Is this surge in iconoclasm a healthy reevaluation of heroes and images we look up to, or a barbaric assault on our historic and cultural legacy?

The answer varies from case to case. There is nothing wrong with removing monuments when there is a consensus that they offend our moral sense — though in a democracy this should be done by legal process, not mob action.

The easiest decision is monuments honoring Confederate leaders who rebelled against the United States to preserve slavery. Most of these monuments were erected in the 20th century, as symbols of legalized white supremacy in the South. In a sense, they are not that different from monuments to Communist leaders in Eastern Europe: idols glorifying a failed regime built on human subjugation.

One can also justify the planned removal of the Theodore Roosevelt statue from the front steps of New York City’s American Museum of Natural History. The move has been decried as Roosevelt’s “cancellation.” But the actual issue is the design that depicts the late president on horseback towering over an African and a Native American, and the museum is simultaneously renaming a wing after him.

But most of the attacks on the monuments are at best misguided and at worst obscene.

Is it deplorable that Washington and Jefferson owned other humans — like many people of their class — despite professing to abhor the practice?

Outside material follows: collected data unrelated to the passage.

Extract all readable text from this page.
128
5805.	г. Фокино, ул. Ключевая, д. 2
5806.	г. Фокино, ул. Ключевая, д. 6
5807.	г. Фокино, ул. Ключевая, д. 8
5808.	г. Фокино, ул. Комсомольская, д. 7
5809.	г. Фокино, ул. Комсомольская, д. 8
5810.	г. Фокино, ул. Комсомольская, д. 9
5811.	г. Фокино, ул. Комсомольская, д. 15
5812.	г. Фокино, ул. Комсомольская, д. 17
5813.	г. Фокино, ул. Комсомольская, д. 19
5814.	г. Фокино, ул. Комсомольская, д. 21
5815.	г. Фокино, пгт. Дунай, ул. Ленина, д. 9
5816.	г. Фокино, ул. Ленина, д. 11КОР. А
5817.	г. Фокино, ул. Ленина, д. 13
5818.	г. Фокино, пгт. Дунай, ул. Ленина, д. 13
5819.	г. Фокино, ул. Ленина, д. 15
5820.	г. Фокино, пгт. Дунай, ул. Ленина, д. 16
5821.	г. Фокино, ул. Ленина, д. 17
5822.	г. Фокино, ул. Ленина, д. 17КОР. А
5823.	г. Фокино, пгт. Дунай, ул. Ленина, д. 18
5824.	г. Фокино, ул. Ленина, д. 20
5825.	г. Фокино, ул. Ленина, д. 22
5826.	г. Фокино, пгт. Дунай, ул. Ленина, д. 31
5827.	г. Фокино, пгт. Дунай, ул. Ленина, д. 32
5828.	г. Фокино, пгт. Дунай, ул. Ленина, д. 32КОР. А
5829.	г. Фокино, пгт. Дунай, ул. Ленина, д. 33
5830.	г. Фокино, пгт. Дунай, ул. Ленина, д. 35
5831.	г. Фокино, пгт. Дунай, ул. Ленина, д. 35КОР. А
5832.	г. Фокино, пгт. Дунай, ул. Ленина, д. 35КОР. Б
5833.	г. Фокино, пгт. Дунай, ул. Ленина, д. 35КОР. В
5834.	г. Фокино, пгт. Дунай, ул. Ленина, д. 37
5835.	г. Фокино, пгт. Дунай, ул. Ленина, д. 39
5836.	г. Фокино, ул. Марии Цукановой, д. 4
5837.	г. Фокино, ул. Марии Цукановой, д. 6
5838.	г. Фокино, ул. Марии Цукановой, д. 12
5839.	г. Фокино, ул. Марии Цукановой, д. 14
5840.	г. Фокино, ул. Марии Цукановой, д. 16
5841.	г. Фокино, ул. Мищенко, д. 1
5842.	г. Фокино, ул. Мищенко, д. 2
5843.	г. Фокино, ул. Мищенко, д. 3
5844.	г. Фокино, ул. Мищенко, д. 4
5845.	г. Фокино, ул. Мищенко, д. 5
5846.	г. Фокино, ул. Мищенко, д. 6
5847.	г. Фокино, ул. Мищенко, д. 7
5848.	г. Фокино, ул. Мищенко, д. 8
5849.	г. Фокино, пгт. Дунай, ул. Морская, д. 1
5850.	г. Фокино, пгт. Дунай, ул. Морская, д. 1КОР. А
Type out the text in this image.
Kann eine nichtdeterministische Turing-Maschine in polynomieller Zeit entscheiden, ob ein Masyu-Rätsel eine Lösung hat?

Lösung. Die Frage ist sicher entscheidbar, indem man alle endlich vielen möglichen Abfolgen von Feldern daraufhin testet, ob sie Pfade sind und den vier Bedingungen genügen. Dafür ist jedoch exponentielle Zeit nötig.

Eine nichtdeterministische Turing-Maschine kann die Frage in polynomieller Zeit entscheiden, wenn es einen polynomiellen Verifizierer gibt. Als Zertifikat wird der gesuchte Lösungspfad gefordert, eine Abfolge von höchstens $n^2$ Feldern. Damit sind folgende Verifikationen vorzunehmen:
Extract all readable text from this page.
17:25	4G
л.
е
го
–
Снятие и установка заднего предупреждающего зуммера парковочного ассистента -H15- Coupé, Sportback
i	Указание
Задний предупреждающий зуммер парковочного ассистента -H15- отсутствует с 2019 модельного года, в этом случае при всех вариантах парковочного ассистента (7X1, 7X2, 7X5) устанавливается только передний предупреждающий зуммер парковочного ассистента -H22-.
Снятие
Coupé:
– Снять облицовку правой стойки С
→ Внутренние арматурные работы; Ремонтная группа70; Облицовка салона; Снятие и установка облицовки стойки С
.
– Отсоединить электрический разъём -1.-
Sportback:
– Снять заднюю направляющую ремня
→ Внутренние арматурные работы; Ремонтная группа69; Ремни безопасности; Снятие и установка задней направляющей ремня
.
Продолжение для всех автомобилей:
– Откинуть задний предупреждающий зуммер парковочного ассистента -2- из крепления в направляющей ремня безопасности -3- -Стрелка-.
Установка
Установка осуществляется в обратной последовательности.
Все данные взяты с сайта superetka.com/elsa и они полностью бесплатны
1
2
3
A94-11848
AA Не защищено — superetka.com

Yes, of course. Jefferson’s complicated history includes active anti-slavery advocacy in the first half of his career, later compromise and silence, and presiding over a large household that ran on slave labor.

Yet, while slavery is a stain on this country’s birth, the principles of liberty and equality championed by the founders were instrumental in advancing human freedom and well-being — including, eventually, abolition of slavery. To honor them is to recognize that achievement, not to deny these men’s public and private flaws. To revoke those honors would be a symbolic statement that the American republic itself is “canceled,” like the Confederacy or the Soviet Union.

Going after Grant, a man who consistently (if not always effectively) championed the civil rights of African-Americans, is absurd. True, at one point Grant reluctantly owned — but soon freed — a slave given to him by his wife’s family. But how many public figures from the past completely escape the moral pitfalls of their time? Particularly unconscionable was the attack in Madison, Wisconsin, on the nearly century-old sculpture of Col. Hans Christian Heg, an abolitionist who died fighting in the Civil War. The statue was toppled, decapitated and thrown into a lake by rioters. This is not activism; it’s nihilistic destruction.

The mob attacks on American’s monuments must stop — or be stopped. They are wrong. They are also giving President Donald Trump culture-war ammunition.

But this is also an opportunity for Joe Biden. He needs to unequivocally condemn the vandalism and lawlessness while recognizing legitimate concerns about some monuments. A strong statement on the issue would show leadership — and show that the Democratic Party still belongs to moderates and liberals, not extremists.